I decided to alter the recipe by making the chicken broth from scratch. I had so much success with vegetable and beef stocks I figured chicken couldnt be much harder. Turns out it was easier than either as the directions say to only boil everything for 2 hours and there doesnt seem to be a lot of fat at the surface to skim.

After I baked my chicken I put the carcass in with two quartered yellow or brown onions (dont peel ! the outside peel deepens the broth color), some celery (tops are okay), carrots (also dont peel), some flat Italian parsley (half the bunch cause I love parsley flavor) and then a bay leaf, a few whole pepper corns, some dried mushrooms and two quartered Roma tomatoes. The last two aren't typical stock ingredients but I find it will richen the flavor. My book tells me to only cook the stock 2 hours max. I was surprised at how dark it was after two hours so I figured I'd follow the directions and stop there. I froze most of it for later uses. So far I have to say it looks richer than my other stocks so much so that I added water to it when I made the soup. It is also the tastiest !

For the soup I sautéed some sliced thin onions and then a few bulk pieces of carrots and celery along with a few thin slices of turnip. Well I hope it was turnip cause it was labeled rutabaga at the store but somebody told me they are pretty much the same thing. It did kind look like turnips but with a slightly different color than I remember. After the onions were soft enough I added generous amounts of celery salt. The homemade stock is very much unsalty so you will almost always have to add salt to a soup made with your own stock. I prefer to be in charge of how much salt I add anyway. The stock went in next with some water and after adding some pepper and letting it simmer I added the large chunks of the cooked chicken.

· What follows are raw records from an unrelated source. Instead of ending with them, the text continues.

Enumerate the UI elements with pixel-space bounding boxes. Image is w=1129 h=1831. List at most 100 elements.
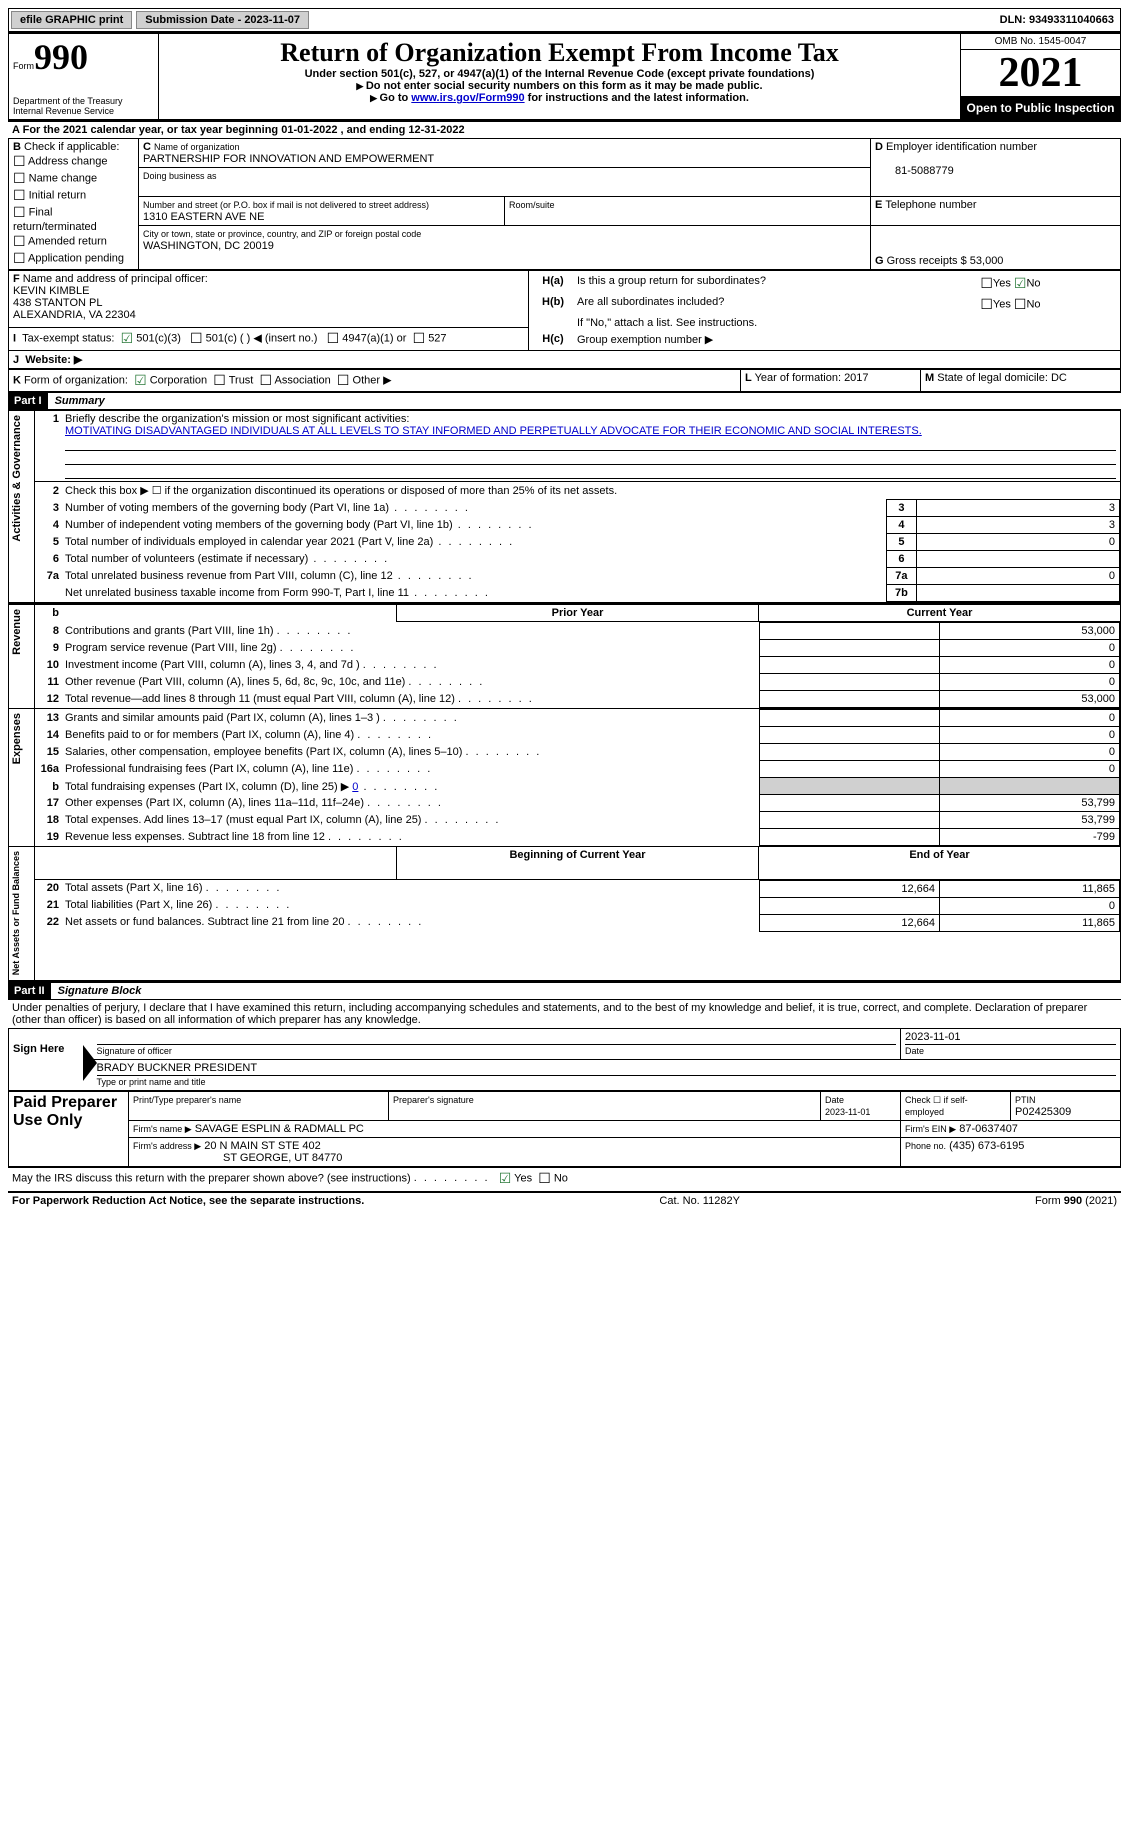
line-value: 3 <box>916 517 1119 534</box>
chk-initial-return[interactable] <box>13 190 26 202</box>
officer-typed: BRADY BUCKNER PRESIDENT <box>97 1062 1117 1076</box>
chk-address-change[interactable] <box>13 156 26 168</box>
chk-amended[interactable] <box>13 236 26 248</box>
summary-row: 22Net assets or fund balances. Subtract … <box>35 914 1120 931</box>
efile-print-button[interactable]: efile GRAPHIC print <box>11 11 132 29</box>
discuss-yes[interactable] <box>499 1172 512 1184</box>
curr-value: 0 <box>940 744 1120 761</box>
subtitle-1: Under section 501(c), 527, or 4947(a)(1)… <box>163 68 956 80</box>
section-f: F Name and address of principal officer:… <box>9 271 529 328</box>
line-value: 0 <box>916 568 1119 585</box>
hb-no[interactable] <box>1014 299 1027 311</box>
chk-501c[interactable] <box>190 332 203 344</box>
i-opt-2: 4947(a)(1) or <box>342 332 406 344</box>
discuss-no[interactable] <box>538 1172 551 1184</box>
f-lbl: Name and address of principal officer: <box>23 273 208 285</box>
part1-title: Summary <box>55 395 105 407</box>
prior-value <box>760 623 940 640</box>
section-b: B Check if applicable: Address change Na… <box>9 139 139 270</box>
ha-yes[interactable] <box>980 278 993 290</box>
curr-value: 0 <box>940 710 1120 727</box>
chk-name-change[interactable] <box>13 173 26 185</box>
ein-value: 81-5088779 <box>875 165 954 177</box>
form-number: 990 <box>34 37 88 77</box>
section-c-name: C Name of organization PARTNERSHIP FOR I… <box>139 139 871 168</box>
room-lbl: Room/suite <box>509 200 555 210</box>
hb-note: If "No," attach a list. See instructions… <box>573 315 1116 331</box>
exp-rows: 13Grants and similar amounts paid (Part … <box>35 709 1121 847</box>
part2-title: Signature Block <box>58 985 142 997</box>
line-a: A For the 2021 calendar year, or tax yea… <box>8 120 1121 138</box>
summary-row: 21Total liabilities (Part X, line 26) 0 <box>35 897 1120 914</box>
open-public-label: Open to Public Inspection <box>961 97 1120 119</box>
pp-sig-cell: Preparer's signature <box>389 1091 821 1120</box>
paid-preparer-cell: Paid Preparer Use Only <box>9 1091 129 1166</box>
section-k: K Form of organization: Corporation Trus… <box>9 370 741 393</box>
curr-value <box>940 778 1120 795</box>
line-value <box>916 585 1119 602</box>
prior-value <box>760 761 940 778</box>
prior-value <box>760 778 940 795</box>
prior-value <box>760 657 940 674</box>
chk-other[interactable] <box>337 375 350 387</box>
chk-527[interactable] <box>413 332 426 344</box>
part1-header-row: Part I Summary <box>8 393 1121 410</box>
chk-trust[interactable] <box>213 375 226 387</box>
i-opt-0: 501(c)(3) <box>136 332 181 344</box>
chk-final-return[interactable] <box>13 207 26 219</box>
summary-row: 11Other revenue (Part VIII, column (A), … <box>35 674 1120 691</box>
ha-text: Is this a group return for subordinates? <box>573 273 976 294</box>
k-opt-2: Association <box>275 375 331 387</box>
chk-4947[interactable] <box>327 332 340 344</box>
prior-value <box>760 795 940 812</box>
footer-mid: Cat. No. 11282Y <box>659 1195 740 1207</box>
summary-row: 18Total expenses. Add lines 13–17 (must … <box>35 812 1120 829</box>
curr-value: 53,799 <box>940 812 1120 829</box>
chk-assoc[interactable] <box>260 375 273 387</box>
dba-lbl: Doing business as <box>143 171 217 181</box>
prior-value <box>760 812 940 829</box>
firm-addr2: ST GEORGE, UT 84770 <box>133 1152 342 1164</box>
line-num-box: 7b <box>886 585 916 602</box>
prior-value: 12,664 <box>760 880 940 897</box>
prior-value <box>760 674 940 691</box>
col-begin: Beginning of Current Year <box>397 847 759 879</box>
chk-501c3[interactable] <box>121 332 134 344</box>
footer-left: For Paperwork Reduction Act Notice, see … <box>12 1195 364 1207</box>
paid-preparer-label: Paid Preparer Use Only <box>13 1094 117 1129</box>
dept-label: Department of the Treasury <box>13 96 154 106</box>
ha-no[interactable] <box>1014 278 1027 290</box>
date-lbl: Date <box>905 1046 924 1056</box>
prior-value <box>760 710 940 727</box>
pp-name-cell: Print/Type preparer's name <box>129 1091 389 1120</box>
footer-right: Form 990 (2021) <box>1035 1195 1117 1207</box>
gross-receipts: 53,000 <box>970 255 1004 267</box>
firm-ein-cell: Firm's EIN ▶ 87-0637407 <box>901 1120 1121 1137</box>
phone-lbl: Phone no. <box>905 1141 946 1151</box>
curr-value: 0 <box>940 657 1120 674</box>
officer-sig-cell: Signature of officer <box>93 1028 901 1059</box>
right-header-cell: OMB No. 1545-0047 2021 Open to Public In… <box>961 33 1121 120</box>
officer-name: KEVIN KIMBLE <box>13 285 89 297</box>
vlabel-ag: Activities & Governance <box>9 411 35 603</box>
chk-app-pending[interactable] <box>13 253 26 265</box>
irs-link[interactable]: www.irs.gov/Form990 <box>411 92 524 104</box>
section-i: I Tax-exempt status: 501(c)(3) 501(c) ( … <box>9 327 529 350</box>
officer-name-cell: BRADY BUCKNER PRESIDENT Type or print na… <box>93 1059 1121 1090</box>
curr-value: 0 <box>940 674 1120 691</box>
line-value: 0 <box>916 534 1119 551</box>
city-val: WASHINGTON, DC 20019 <box>143 240 274 252</box>
hb-yes[interactable] <box>980 299 993 311</box>
line-value <box>916 551 1119 568</box>
e-lbl: Telephone number <box>885 199 976 211</box>
k-opt-3: Other ▶ <box>353 375 392 387</box>
discuss-row: May the IRS discuss this return with the… <box>8 1167 1121 1189</box>
line-num-box: 3 <box>886 500 916 517</box>
curr-value: 0 <box>940 761 1120 778</box>
firm-phone-cell: Phone no. (435) 673-6195 <box>901 1137 1121 1166</box>
submission-date-button[interactable]: Submission Date - 2023-11-07 <box>136 11 309 29</box>
chk-corp[interactable] <box>134 375 147 387</box>
pp-date: 2023-11-01 <box>825 1107 870 1117</box>
signature-arrow-icon <box>83 1045 97 1081</box>
i-lbl: Tax-exempt status: <box>22 332 114 344</box>
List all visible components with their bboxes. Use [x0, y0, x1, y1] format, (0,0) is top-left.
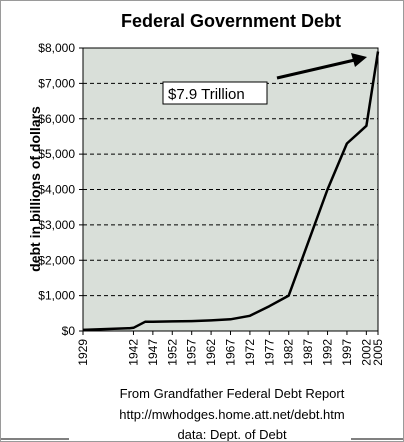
y-tick-label: $7,000 [38, 76, 75, 90]
x-tick-labels: 1929 1942 1947 1952 1957 1962 1967 1972 1977 1982… [76, 331, 385, 366]
annotation-arrow-shaft [276, 57, 360, 80]
annotation-arrow-head [351, 53, 367, 67]
footer-line-3: data: Dept. of Debt [177, 427, 287, 441]
y-tick-label: $1,000 [38, 289, 75, 303]
y-tick-label: $3,000 [38, 218, 75, 232]
y-tick-label: $2,000 [38, 253, 75, 267]
x-tick-label: 1982 [282, 339, 296, 366]
x-tick-label: 1972 [243, 339, 257, 366]
y-tick-label: $4,000 [38, 183, 75, 197]
x-tick-label: 1987 [301, 339, 315, 366]
x-tick-label: 1962 [204, 339, 218, 366]
footer-line-2: http://mwhodges.home.att.net/debt.htm [119, 407, 344, 422]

In a separate pot I boiled the noodles and drained then when done. Yolk free egg noodles cook up pretty quick so its good to keep an eye on them. After the noodles were done I put some in a bowl and ladled the soup on top. I also store the noodles in a different container as they can get mushy/ break apart if actually left in the soup. The nice thing is as you reheat the broth it cooks down more making it more yummy. The noodles can be put in a bowl cold and they will warm up once the hot broth is ladled on.